Agenzia di stampa latinoamericana Prensa Latina - Cuba

Dépistage et traitement du glaucome, une priorité pour les ophtalmologistes cubains

Par Reina Magdariaga Larduet

La Havane, (PL) Le glaucome, étant la 2e cause de cécité dans le monde, après la cataracte, est une maladie à ne pas perde de vue.

Il s'agit d'une maladie oculaire grave qui entraîne une détérioration lente du nerf optique, aboutissant à une perte progressive du champ visuel puis parfois à la cécité, si elle n’est pas dépistée ou traitée.

Le plus souvent, le glaucome est associé à l’élévation de la pression à l’intérieur de l’œil (pression intraoculaire). Normalement, celle-ci ne devrait pas dépasser 21 millimètres de mercure (mmHg).

Cependant, on constate que chez près de 1 personne sur 3, les symptômes du glaucome apparaissent même si la pression dans l’œil est normale. Un moins bon apport sanguin vers le nerf optique, causé par de l'athérosclérose dans les vaisseaux qui irriguent ce nerf, pourrait être en cause. Que la pression à l’intérieur de l’œil soit trop élevée ou non, le traitement demeure le même.

Le Docteur Francisco Fumero, directeur du Département du glaucome de l’Institut cubain d’ophtalmologie Ramon Pando Ferrer, explique qu'à Cuba, où le glaucome est aussi la 2e cause de cécité, les spécialistes de santé en font une priorité.
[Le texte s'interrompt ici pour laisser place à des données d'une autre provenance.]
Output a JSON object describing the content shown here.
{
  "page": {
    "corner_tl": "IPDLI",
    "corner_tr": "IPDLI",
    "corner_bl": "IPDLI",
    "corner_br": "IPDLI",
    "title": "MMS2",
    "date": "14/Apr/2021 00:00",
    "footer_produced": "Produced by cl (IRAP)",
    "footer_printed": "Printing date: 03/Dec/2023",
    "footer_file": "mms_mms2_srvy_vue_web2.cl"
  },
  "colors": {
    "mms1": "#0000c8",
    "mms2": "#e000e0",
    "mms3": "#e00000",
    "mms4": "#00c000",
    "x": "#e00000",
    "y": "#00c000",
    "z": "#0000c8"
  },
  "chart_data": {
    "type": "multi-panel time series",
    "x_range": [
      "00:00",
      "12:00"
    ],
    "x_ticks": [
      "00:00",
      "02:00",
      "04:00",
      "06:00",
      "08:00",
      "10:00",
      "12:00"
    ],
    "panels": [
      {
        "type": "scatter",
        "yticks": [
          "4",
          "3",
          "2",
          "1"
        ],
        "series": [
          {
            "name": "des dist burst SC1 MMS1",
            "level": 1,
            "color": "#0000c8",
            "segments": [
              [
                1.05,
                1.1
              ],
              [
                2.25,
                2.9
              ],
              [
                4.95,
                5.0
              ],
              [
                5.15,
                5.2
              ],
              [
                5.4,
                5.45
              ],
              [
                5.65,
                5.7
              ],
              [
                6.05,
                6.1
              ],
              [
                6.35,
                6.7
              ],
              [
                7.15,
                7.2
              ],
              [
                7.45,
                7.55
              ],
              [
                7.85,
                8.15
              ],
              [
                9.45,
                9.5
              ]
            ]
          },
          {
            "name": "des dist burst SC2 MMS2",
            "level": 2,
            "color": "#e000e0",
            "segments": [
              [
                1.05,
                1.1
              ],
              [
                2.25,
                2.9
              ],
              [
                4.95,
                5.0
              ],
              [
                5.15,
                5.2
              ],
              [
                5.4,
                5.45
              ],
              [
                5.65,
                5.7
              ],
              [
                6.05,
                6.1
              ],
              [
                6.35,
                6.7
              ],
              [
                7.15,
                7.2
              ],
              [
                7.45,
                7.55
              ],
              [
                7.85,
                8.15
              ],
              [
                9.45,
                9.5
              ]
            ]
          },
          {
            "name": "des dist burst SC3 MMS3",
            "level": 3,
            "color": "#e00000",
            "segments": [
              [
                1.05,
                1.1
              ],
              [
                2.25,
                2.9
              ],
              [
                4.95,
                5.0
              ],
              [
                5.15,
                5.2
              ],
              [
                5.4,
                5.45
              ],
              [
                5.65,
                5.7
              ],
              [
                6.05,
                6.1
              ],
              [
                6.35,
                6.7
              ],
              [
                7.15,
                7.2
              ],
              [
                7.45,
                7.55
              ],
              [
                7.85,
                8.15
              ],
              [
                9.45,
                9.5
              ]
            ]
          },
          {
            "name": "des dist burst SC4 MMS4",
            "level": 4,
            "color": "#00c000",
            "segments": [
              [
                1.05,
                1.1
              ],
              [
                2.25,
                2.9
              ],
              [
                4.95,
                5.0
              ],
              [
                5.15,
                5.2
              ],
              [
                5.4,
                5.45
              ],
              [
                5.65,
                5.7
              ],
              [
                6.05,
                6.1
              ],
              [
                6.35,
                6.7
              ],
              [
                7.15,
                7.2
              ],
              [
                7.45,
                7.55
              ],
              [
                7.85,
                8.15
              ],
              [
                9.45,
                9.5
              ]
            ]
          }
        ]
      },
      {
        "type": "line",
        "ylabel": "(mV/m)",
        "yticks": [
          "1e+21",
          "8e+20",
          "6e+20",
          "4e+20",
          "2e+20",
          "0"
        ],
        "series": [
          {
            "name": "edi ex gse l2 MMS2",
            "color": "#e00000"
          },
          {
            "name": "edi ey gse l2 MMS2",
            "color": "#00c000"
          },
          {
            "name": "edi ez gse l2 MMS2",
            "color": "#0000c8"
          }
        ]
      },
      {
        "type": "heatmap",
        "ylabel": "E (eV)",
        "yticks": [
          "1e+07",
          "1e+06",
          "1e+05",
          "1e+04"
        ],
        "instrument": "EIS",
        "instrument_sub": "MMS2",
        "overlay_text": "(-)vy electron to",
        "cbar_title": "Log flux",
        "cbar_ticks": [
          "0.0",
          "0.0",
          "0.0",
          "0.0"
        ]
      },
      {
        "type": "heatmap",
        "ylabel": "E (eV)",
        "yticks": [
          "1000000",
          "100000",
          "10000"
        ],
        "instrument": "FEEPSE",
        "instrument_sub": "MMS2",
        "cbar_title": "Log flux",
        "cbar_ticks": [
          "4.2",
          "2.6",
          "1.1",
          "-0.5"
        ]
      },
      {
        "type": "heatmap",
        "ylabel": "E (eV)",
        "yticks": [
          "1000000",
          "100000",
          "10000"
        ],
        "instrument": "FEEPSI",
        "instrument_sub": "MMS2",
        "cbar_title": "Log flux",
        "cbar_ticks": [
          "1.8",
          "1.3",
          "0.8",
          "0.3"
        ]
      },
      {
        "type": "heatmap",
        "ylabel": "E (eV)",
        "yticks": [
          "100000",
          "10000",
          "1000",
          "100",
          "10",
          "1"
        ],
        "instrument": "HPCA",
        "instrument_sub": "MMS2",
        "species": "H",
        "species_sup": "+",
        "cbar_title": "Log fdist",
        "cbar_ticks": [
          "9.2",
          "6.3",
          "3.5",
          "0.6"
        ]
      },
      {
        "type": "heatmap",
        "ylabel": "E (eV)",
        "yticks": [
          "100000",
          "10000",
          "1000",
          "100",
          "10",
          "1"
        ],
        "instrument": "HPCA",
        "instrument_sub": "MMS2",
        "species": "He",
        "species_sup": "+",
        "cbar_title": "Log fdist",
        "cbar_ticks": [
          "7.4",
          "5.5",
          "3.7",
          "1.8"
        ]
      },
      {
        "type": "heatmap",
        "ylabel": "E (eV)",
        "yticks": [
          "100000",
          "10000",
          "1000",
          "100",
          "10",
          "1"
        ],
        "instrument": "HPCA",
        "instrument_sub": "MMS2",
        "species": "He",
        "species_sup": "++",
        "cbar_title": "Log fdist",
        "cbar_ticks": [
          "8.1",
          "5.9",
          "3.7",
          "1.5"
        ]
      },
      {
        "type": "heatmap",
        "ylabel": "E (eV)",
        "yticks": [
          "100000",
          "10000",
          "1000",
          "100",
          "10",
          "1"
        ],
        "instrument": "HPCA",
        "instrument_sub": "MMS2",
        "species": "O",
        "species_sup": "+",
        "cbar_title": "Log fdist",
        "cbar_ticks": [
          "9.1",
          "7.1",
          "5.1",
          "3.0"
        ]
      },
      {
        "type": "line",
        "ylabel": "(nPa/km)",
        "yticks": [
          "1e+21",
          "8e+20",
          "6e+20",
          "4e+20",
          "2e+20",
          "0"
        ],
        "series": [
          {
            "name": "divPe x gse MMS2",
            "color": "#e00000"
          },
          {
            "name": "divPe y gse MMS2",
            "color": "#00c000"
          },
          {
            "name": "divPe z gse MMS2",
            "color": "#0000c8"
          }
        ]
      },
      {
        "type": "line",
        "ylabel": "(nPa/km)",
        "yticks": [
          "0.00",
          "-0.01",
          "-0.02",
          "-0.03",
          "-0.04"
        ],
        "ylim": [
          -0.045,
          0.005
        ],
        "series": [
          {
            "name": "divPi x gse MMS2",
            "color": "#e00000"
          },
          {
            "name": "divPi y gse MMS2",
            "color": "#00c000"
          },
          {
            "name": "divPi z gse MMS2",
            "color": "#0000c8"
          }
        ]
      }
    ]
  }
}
Autant pour le dépistage que pour le traitement, le Ministère de la Santé publique dispose de centres ophtalmologiques spécialisés. L'Institut d’ophtalmologie Ramon Pando Ferrer est le centre de référence national et international. Tous les jours, de 100 à 150 patients sont soignés dans ce centre ophtalmologique. D’ailleurs, c'est le centre formateur des meilleurs spécialistes et professeurs-formateurs.

Par ailleurs, il y a un réseau de centres ophtalmologiques répartis dans les principales villes du pays. Ces centres disposent des technologies de pointe leur permettant de faire un suivi du traitement ainsi que les examens pour le dépistage.

Interrogé sur les principaux symptômes, le Docteur Fumero explique que lorsqu'il est question du glaucome chronique à angle ouvert (GCAO), la forme la plus fréquente de la maladie dans le monde (90% des cas en Europe), l’altération de la vision est lente, indolore et sans gêne perceptible au début. Ainsi, le glaucome évolue longtemps sans symptômes apparents s’il n’est pas dépisté. Il est provoqué par l’obstruction progressive du filtre d’évacuation de l’humeur aqueuse.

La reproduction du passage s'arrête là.